BEIJING (AFP) - US-listed Chinese microblogging platform Weibo is seeking to raise up to $547 million in a share offer in Hong Kong, documents showed Monday, the latest China tech company to list closer to home as tensions with the United States rise.
Several US-listed Chinese tech firms such as Alibaba have held initial public offerings in Hong Kong over the past two years as the United States has stepped up scrutiny of Chinese companies.
Listing in Hong Kong is seen as a hedge against the risk of being removed from US exchanges and a way of accessing an investor base closer to their home markets.
China also has been encouraging its big tech players to list either in Hong Kong or Shanghai.
On Monday, Nasdaq-listed Weibo -- China’s answer to Twitter -- said in a filing that it plans to sell 11 million shares for as much as HK$388 ($49.75) each.
Shares are expected to start trading on December 8.

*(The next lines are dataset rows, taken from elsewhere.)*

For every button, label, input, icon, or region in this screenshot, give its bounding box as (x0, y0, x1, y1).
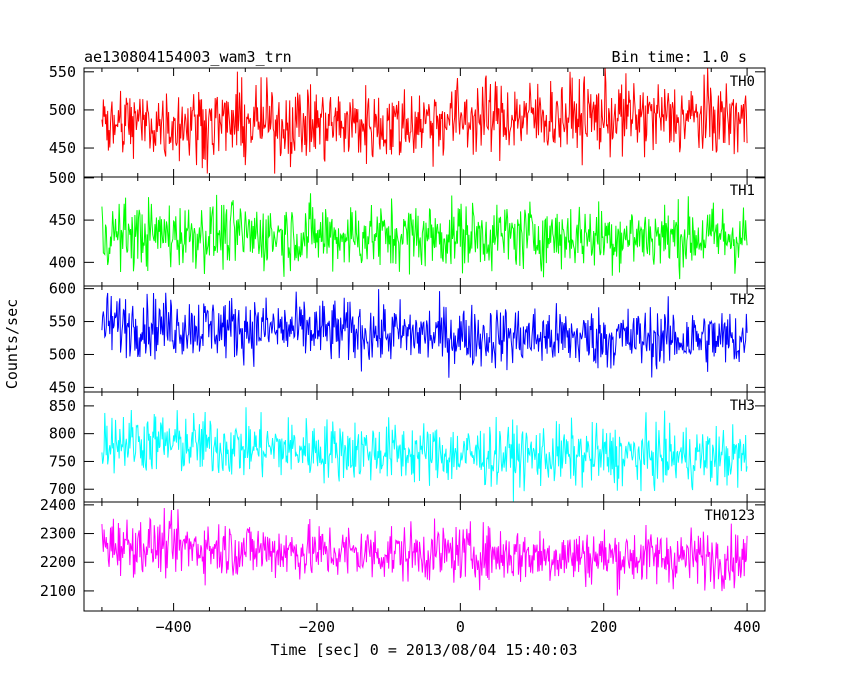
y-tick-label: 500 (49, 345, 76, 363)
x-axis-title: Time [sec] 0 = 2013/08/04 15:40:03 (270, 641, 577, 659)
y-tick-label: 550 (49, 313, 76, 331)
panel-th0: 450 500 550 TH0 (49, 63, 766, 178)
y-tick-label: 850 (49, 397, 76, 415)
y-tick-label: 500 (49, 169, 76, 187)
y-tick-label: 2400 (40, 496, 76, 514)
x-tick-label: 0 (456, 618, 465, 636)
x-tick-label: −400 (156, 618, 192, 636)
panel-label-th2: TH2 (730, 292, 755, 308)
panel-stack: 450 500 550 TH0 400 450 500 TH1 450 500 550 600 TH2 7… (40, 63, 766, 636)
y-tick-label: 450 (49, 211, 76, 229)
y-tick-label: 2300 (40, 525, 76, 543)
series-line-th1 (101, 193, 748, 280)
panel-label-th3: TH3 (730, 398, 755, 414)
y-tick-label: 800 (49, 425, 76, 443)
y-tick-label: 750 (49, 452, 76, 470)
series-line-th2 (101, 289, 748, 378)
y-tick-label: 700 (49, 480, 76, 498)
chart-title: ae130804154003_wam3_trn (84, 48, 292, 66)
x-tick-label: 400 (734, 618, 761, 636)
y-tick-label: 550 (49, 63, 76, 81)
y-tick-label: 600 (49, 280, 76, 298)
y-axis-title: Counts/sec (3, 299, 21, 389)
y-tick-label: 400 (49, 253, 76, 271)
panel-th0123: 2100 2200 2300 2400 TH0123 (40, 496, 766, 612)
panel-label-th0: TH0 (730, 74, 755, 90)
panel-th3: 700 750 800 850 TH3 (49, 391, 766, 503)
x-tick-label: 200 (590, 618, 617, 636)
panel-th2: 450 500 550 600 TH2 (49, 280, 766, 396)
y-tick-label: 450 (49, 378, 76, 396)
series-line-th0123 (101, 508, 748, 596)
series-line-th0 (101, 68, 748, 174)
y-tick-label: 2100 (40, 582, 76, 600)
bin-time-label: Bin time: 1.0 s (612, 48, 747, 66)
x-tick-label: −200 (299, 618, 335, 636)
y-tick-label: 2200 (40, 553, 76, 571)
y-tick-label: 500 (49, 101, 76, 119)
panel-label-th1: TH1 (730, 183, 755, 199)
panel-th1: 400 450 500 TH1 (49, 169, 766, 287)
panel-label-th0123: TH0123 (704, 508, 755, 524)
series-line-th3 (101, 407, 748, 502)
y-tick-label: 450 (49, 139, 76, 157)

Weibo, which launched in 2009 and is among the earliest social media platforms in China, had 566 million monthly active users as of June, it said in a filing.
Its shares have traded on the Nasdaq since 2014.
Weibo is among the most widely-used social media platforms in China, where authorities have blocked major international players such as Facebook.
Weibo said it plans to use the funds raised from its Hong Kong listing to grow its user base and for research and development.
But it cautioned that it is "subject to changing laws and regulations regarding regulatory matters, corporate governance and public disclosure" that have increased both its costs and risks of non-compliance.
In recent months, Chinese regulators have launched a wide-ranging clampdown on tech companies like Alibaba, Tencent and Meituan -- clipping the wings of major internet firms that wield heavy influence over consumers’ daily lives.